Vesuvio, l’eruzione del 1906


 

E’ la mattina del 4 aprile 1906, ore 5.30 circa, da una bocca a quota 1.200 m sul versante meridionale del Vesuvio inizia a fuoriuscire una piccola colata di lava. Giuseppe Mercalli è sulla cima del vulcano e osserva preoccupato fratture radiali interessate da fumarole che si sono generate poco sopra la bocca. L’attività stromboliana del Vesuvio era sensibilmente aumentata a partire da metà marzo e le scosse di terremoto erano sempre più frequenti ed intense.
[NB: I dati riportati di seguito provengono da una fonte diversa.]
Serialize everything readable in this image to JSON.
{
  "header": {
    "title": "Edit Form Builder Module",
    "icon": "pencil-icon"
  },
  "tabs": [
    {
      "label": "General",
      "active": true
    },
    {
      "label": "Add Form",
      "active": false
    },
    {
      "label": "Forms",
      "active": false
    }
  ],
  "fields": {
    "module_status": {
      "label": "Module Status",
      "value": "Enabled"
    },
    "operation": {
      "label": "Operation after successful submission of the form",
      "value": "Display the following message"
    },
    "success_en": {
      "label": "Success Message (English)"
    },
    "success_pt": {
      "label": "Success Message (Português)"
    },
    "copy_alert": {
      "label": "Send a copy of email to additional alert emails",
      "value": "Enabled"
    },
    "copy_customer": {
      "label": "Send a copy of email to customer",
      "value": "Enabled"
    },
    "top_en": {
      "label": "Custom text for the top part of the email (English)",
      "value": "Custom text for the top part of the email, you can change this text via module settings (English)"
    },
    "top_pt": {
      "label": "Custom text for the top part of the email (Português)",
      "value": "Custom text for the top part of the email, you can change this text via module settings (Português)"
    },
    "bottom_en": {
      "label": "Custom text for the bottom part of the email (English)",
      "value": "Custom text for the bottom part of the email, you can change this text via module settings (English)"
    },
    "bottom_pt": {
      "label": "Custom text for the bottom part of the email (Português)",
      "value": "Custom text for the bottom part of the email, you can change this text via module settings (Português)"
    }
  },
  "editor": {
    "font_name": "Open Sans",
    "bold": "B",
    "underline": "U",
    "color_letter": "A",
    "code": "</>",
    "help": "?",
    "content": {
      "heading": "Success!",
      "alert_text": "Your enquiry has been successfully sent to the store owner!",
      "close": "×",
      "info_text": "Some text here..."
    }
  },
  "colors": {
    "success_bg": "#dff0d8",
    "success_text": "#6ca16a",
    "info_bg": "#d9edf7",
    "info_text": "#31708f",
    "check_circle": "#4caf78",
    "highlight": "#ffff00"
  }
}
Lo scienziato sospetta che tutti questi segni siano premonitori di un’eruzione esplosiva ormai imminente. E il suo sospetto si rivela fondato.
E’ questo l’inizio della maggiore eruzione del Vesuvio nel 20° secolo.
Nei due giorni seguenti si attivarono altre bocche laterali a quota 800 m, sullo stesso versante meridionale, a quota 600 m, poco più ad est, a quota 800 m sul versante sud-est ed infine nell’Atrio del Cavallo. Contemporaneamente l’attività esplosiva al cratere sommitale si fece sempre più intensa per raggiungere il suo apice nella notte tra il 7 e 8 aprile. Due forti scosse, avvertite in quella notte con spavento in tutti i paesi vesuviani, segnarono il collasso della parte sommitale del Gran Cono mentre la lava scorreva veloce a sud-est devastando l’abitato di Boscotrecase. La nube eruttiva, ormai imponente, iniziava a depositare cenere e lapilli nei paesi vesuviani ad est del vulcano tra cui Ottaviano e S.Giuseppe Vesuviano.
Il giorno 8 l’attività esplosiva continuò violenta: la caduta di cenere, oltre ad interessare sensibilmente Napoli, raggiunse anche la Puglia (~1 cm).
Dal pomeriggio del 9 aprile si arrestarono le colate principali e l’attività sismica scomparse quasi del tutto mentre la nube eruttiva continuava a depositare cenere nell’area vesuviana.
Nella notte del 10 si ebbe l’ultima colata significativa dalle bocche di Bosco Cognoli che si arrestò poco prima di Boscotrecase. Nei giorni successivi l’attività andò diminuendo sempre più (ad eccezione di sporadici episodi esplosivi più intensi nei giorni 13 e 15) fino a cessare del tutto il 21 aprile, data in cui ebbe termine l’eruzione.
L’accumulo di cenere e lapilli causò crolli e distruzioni nei paesi vesuviani. Secondo quanto comunicato dalla Prefettura di Napoli al console di Francia, a Ottaviano e S. Giuseppe vi furono 197 morti e 71 feriti. In totale si contarono 216 morti e 112 feriti gravi (Nazzaro, 1997). Nella sola Napoli il crollo della tettoia del mercato di Monteoliveto, situato nell’attuale Piazza Carità, causò 11 morti e 30 feriti. Oltre 34.000 furono i profughi.

 

Nel corso dell’eruzione del 1906 il direttore del Reale Osservatorio Vesuviano era Raffaele Vittorio Matteucci, in carica dal 1903 fino alla sua morte nel 1909. Il Direttore mantenne costantemente aggiornate le autorità e la popolazione sull’andamento dell’eruzione utilizzando il telegrafo della vicina caserma dei Carabinieri. In forte contrasto con alcuni organi di stampa dell’epoca per l’eccessivo allarmismo, non abbandonò mai l’Osservatorio anche durante le fasi più drammatiche dell’eruzione. Per il suo impegno scientifico e sociale il Re Vittorio Emanuele III nominò Matteucci Commendatore dell’Ordine di S.Maurizio e S.Lazzaro e del Merito Civile di Bulgaria, ebbe inoltre una Medaglia d’oro e una Targa commemorativa.